As relações sociais são marcadas pela questão do gênero, regulando as relações entre homens e mulheres, permeando as relações de poder através das convenções culturais e sociais da sociedade. Historicamente, a sociedade contempla modelos de famílias em que homens e mulheres exercem papéis diferentes. Por vários séculos a mulher foi vista como frágil e incapaz, determinando sua maneira de pensar e de agir. Esta identidade foi elaborada historicamente de acordo com o sistema de dominação vigente (SANTANA, 2010).

Segundo Santos (2009), a valorização da figura feminina no lar vem à tona com o inicio do movimento moderno no país. O crescimento da industrialização aliadas ao desenvolvimento tecnológico deu uma nova dinâmica no espaço doméstico e as mulheres passaram a ser alvo de destaque nos anúncios publicitários da época. Os novos produtos, materiais e eletrodomésticos precisavam ser vendidos e a forma de entrarem no lar foi através das cozinhas.

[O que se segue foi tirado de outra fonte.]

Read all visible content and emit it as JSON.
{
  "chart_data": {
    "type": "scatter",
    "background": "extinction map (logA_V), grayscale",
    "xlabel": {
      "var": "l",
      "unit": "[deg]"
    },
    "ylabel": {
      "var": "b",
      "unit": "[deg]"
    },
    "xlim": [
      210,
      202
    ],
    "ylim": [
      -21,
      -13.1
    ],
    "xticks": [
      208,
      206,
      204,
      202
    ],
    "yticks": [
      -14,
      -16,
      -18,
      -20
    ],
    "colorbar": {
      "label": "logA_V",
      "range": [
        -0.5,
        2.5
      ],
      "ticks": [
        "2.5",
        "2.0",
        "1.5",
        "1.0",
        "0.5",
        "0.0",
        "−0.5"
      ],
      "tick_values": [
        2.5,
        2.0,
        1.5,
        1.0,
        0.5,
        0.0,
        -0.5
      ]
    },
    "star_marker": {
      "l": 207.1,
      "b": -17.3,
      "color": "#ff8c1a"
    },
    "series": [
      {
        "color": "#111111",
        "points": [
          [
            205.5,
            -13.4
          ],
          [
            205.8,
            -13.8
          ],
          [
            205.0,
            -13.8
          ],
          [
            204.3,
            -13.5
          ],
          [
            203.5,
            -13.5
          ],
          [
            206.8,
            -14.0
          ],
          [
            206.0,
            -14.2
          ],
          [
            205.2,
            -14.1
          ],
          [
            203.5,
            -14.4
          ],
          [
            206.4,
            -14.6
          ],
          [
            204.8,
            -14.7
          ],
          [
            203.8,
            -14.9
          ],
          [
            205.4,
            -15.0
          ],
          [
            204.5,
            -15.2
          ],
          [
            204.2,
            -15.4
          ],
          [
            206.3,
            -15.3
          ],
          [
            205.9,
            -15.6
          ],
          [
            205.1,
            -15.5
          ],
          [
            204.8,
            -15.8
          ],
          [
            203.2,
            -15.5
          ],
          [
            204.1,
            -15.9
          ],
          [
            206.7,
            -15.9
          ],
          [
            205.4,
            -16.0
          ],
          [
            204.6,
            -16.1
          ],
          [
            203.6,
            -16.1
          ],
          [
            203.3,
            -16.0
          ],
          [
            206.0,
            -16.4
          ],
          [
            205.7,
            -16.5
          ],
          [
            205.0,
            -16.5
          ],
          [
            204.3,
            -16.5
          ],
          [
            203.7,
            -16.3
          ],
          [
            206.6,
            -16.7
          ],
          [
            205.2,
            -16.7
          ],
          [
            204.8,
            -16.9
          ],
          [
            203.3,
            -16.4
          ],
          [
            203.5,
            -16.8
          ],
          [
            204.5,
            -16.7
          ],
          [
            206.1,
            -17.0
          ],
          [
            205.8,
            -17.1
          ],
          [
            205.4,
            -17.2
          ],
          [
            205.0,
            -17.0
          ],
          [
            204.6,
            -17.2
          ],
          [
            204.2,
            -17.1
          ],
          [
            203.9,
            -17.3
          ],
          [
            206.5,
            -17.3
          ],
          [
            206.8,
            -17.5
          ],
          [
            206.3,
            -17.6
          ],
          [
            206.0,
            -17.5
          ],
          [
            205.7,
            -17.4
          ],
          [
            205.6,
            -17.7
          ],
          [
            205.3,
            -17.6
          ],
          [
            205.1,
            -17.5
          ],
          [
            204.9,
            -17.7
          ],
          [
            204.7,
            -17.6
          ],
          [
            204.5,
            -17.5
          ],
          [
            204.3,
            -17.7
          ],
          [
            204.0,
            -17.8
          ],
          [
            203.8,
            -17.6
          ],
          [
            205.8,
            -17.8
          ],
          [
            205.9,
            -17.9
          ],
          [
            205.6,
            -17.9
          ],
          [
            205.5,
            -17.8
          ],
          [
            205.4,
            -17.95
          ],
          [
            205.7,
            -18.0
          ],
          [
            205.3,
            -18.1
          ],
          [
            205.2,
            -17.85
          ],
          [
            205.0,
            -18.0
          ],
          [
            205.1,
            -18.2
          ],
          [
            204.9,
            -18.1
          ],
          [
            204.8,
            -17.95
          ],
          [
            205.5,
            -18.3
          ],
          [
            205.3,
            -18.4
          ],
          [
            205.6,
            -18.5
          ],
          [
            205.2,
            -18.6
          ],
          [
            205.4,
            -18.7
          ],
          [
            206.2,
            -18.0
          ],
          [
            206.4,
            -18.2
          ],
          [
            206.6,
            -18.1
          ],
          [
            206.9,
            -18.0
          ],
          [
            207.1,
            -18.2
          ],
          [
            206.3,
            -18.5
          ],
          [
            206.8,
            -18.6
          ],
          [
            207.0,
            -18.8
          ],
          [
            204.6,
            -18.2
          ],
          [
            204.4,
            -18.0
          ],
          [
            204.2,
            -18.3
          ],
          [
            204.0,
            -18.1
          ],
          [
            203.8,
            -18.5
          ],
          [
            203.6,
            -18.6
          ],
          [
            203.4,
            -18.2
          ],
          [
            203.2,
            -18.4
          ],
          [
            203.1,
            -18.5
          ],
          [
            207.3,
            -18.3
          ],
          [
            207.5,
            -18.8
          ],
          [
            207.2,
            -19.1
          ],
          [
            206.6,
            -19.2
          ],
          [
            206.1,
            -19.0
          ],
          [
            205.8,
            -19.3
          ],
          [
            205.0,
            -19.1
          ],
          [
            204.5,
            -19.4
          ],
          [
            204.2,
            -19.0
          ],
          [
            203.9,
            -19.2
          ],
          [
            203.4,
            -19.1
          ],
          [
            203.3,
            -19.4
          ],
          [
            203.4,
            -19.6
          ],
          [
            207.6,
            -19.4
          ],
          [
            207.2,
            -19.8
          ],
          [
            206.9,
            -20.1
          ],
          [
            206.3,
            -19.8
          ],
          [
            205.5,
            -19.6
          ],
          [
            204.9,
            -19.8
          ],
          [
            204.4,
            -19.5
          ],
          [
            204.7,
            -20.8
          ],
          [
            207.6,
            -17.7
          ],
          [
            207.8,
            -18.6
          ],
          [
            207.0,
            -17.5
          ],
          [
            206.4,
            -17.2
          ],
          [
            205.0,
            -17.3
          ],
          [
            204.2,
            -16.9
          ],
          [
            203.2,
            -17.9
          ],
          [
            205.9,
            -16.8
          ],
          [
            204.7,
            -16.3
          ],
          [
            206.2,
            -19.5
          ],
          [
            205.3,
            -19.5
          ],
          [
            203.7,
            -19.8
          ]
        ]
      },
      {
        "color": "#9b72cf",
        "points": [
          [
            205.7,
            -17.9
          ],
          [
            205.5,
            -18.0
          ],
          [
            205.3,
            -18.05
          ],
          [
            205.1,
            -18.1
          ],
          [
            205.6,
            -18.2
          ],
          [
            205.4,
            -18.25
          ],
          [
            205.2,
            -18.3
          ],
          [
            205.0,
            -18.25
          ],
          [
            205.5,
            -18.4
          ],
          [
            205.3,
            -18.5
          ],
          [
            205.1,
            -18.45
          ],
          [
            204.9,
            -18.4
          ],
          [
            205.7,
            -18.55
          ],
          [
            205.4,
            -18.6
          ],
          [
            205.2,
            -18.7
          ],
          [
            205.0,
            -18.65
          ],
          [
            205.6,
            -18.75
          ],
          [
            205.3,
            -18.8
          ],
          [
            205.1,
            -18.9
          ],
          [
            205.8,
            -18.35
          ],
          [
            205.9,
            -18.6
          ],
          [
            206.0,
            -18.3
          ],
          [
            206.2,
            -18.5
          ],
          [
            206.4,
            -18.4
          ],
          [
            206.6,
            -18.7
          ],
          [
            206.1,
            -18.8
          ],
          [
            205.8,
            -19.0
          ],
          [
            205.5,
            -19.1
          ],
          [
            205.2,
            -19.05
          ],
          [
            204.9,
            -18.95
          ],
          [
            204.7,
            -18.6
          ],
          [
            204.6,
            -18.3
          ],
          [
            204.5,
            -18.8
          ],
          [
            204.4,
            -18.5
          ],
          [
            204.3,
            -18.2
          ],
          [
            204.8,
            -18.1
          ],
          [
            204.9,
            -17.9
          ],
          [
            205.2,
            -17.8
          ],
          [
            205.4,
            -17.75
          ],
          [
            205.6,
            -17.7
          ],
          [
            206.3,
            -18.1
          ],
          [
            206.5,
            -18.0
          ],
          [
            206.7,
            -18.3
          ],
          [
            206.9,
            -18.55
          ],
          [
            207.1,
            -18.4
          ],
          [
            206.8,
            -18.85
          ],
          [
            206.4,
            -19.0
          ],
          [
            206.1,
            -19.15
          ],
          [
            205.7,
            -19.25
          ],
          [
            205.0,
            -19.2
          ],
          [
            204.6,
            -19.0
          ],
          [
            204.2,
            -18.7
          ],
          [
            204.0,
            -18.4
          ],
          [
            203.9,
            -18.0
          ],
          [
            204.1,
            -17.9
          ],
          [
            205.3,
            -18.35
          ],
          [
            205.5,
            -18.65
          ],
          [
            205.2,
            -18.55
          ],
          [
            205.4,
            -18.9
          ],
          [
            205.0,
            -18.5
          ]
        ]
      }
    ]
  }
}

A mulher entrou no mercado de trabalho por necessidade econômica e de concretização pessoal, em resposta ao impulso pela igualdade difundido pelo movimento de mulheres nos anos 1960 e 1970. A aquisição de direitos políticos e civis foram alvo das reinvindicações dos movimentos feministas, com um ideal de sociedade igualitária (SANTOS, 2009).

O lugar da mulher na sociedade mudou. Houve a democratização da vida sexual, a diminuição da distância entre os papéis: masculino e feminino, a entrada em massa da mulher no universo do trabalho e tantas outras coisas que revolucionaram a situação tradicional homem/mulher. No século XXI não se vê a extinção das diferenças sexuais, entretanto, depois de séculos de dominação cultural masculina, a mulher vem assumindo, cada vez mais, lugar de destaque (SANTANA, 2010).

A mulher contemporânea trabalha fora, cuida dos filhos, administra a casa e o marido. Seu salário é extremamente importante na renda familiar e ela não mais é vista como frágil e a eterna dona de casa. Como passa a maior parte do tempo no trabalho, ela designa uma empregada doméstica para realizar tarefas como: preparação de alimentos, limpeza da casa, lavagem de roupa e todas as demais atividades em uma residência; ou deixa os filhos na creche e limpa sozinha, ou divide o trabalho doméstico com o marido. Portanto, o ato de cozinhar e realizar todas as tarefas domésticas não é mais exclusivo e voltado somente para a esposa.

Novos formatos familiares geram mudanças no campo da habitação. O aumento no número das separações e a diminuição do tamanho médio da família fizeram com que se processasse uma alteração de papéis, devido, muitas vezes, a ausência do chefe (sendo ele pai ou mãe). Uma das principais alterações é a redistribuição da autoridade familiar. O aumento do número de mães trabalhando fora de casa e contribuindo, em muitas vezes, da mesma forma que o pai para o sustento da família põe em cheque a estrutura familiar nuclear, baseada na tradicional divisão sexual do trabalho (TRAMONTANO, 1998). Para a pesquisa será considerado o modelo tradicional, casal com filhos.

O gênero reforça e determina fatores da vida cotidiana dos sujeitos através da construção de valores, ideologia, práticas e comportamentos. O espaço doméstico se mostra um ambiente de grandes possibilidades, permitindo pensar e criar formas diversas de atuação capaz de influenciar o desenvolvimento de novas práticas e novos hábitos para os homens. Nos dias de hoje não se pode afirmar a existência de “homens donos de casa”, assim como de “mulheres donas da casa”, pois esta denominação não altera e alarga suas imagens e representações acerca do ambiente doméstico como um lugar de homens e mulheres. O comportamento masculino tem demonstrado uma maior flexibilização em suas ideias, posturas e

concepções, movidos por diferentes contextos e atingindo de forma distinta os sujeitos e o espaço.